FAYETTE, Iowa (April 21, 2008)-Three Upper Iowa University environmental science students presented posters at the 120th annual meeting of the Iowa Academy of Science. The three were junior Alyse Eddy of Audubon and seniors Jeff Gard, Dubuque, and Hollis Weber, Anamosa.
The meeting was held earlier this month on the campus of Kirkwood Community College, Cedar Rapids. Accompanying the three students was Dr. Katherine McCarville, UIU assistant professor of geosciences.
The Iowa Academy of Science was founded in 1876 to further scientific research, science education and public understanding of science. More than 90 papers and posters were submitted to the meeting. The UIU students presented materials based on their undergraduate thesis research.
"This was a great opportunity for our students to share their work and to show others the exciting undergraduate research conducted at Upper Iowa," said Dr. McCarville. "I really enjoy working with students on their projects. During the process, they realize that their scientific education and skills are needed in understanding and solving problems in the world today.
"Every science student chooses the topic and explores his or her own interests in a senior capstone project, working on an individual basis with a professor. The project work integrates what they have learned in classes, and often incorporates experiences from summer jobs and internships. The capstone helps students hone their professional skills and begin a portfolio that gives them an advantage in competing for employment and other opportunities."
Eddy's poster presentation focused on efforts started last summer during her internship with the St. Catherine's Island Sea Turtle Conservation Program in Georgia. By studying the tracks and traces left by nesting sea turtles as they move across the beach, her work will help show how the turtles are adapting to the deteriorating quality of their nesting habitat from sea level changes and other human and natural influences. Eddy plans to become a large-animal veterinarian.

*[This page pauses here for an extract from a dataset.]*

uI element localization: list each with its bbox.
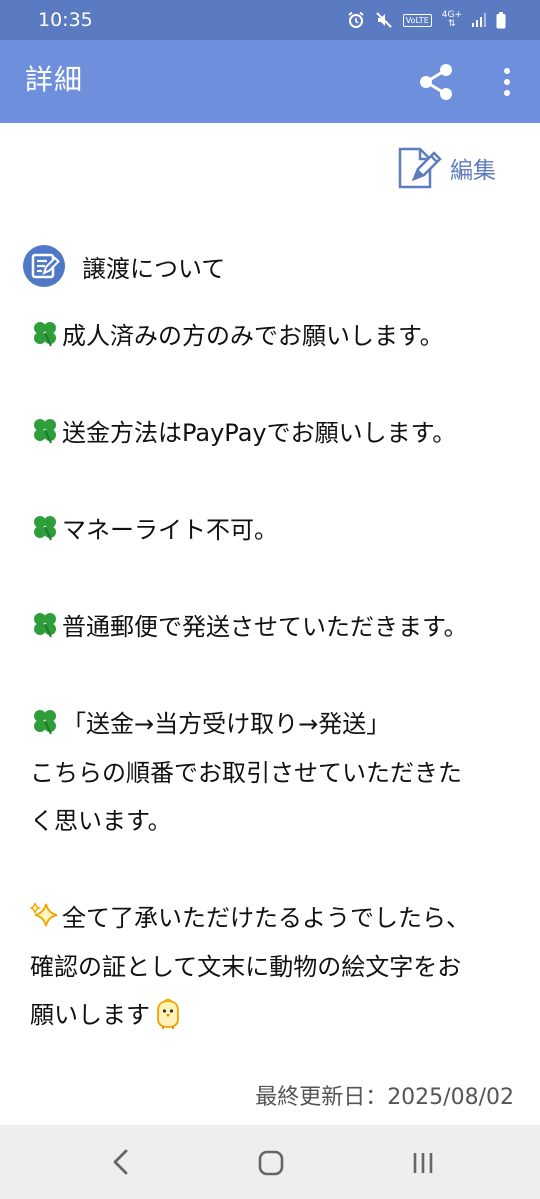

Gard's work, which began during his summer job last year with the Kenai Watershed Forum in Alaska, looks at the effect of hydrocarbons, such as motor oil, gasoline and other fuels, on freshwater organisms and ecosystems. He tested hydrocarbon levels in the Volga River and Volga Lake and compared the results to the results of similar testing in Alaska. Gard is considering graduate school and plans to work in the environmental field.
Weber's research, which is related to work he did last summer with the Iowa DNR Beach Monitoring Team, involved extensive testing of bacteria levels in four creeks that enter Volga Lake. He conducted a watershed analysis to identify potential causes of high bacteria levels. Weber has been accepted to graduate school at the University of Wyoming, where he will pursue an advanced degree in Rangeland Ecology and Watershed Management.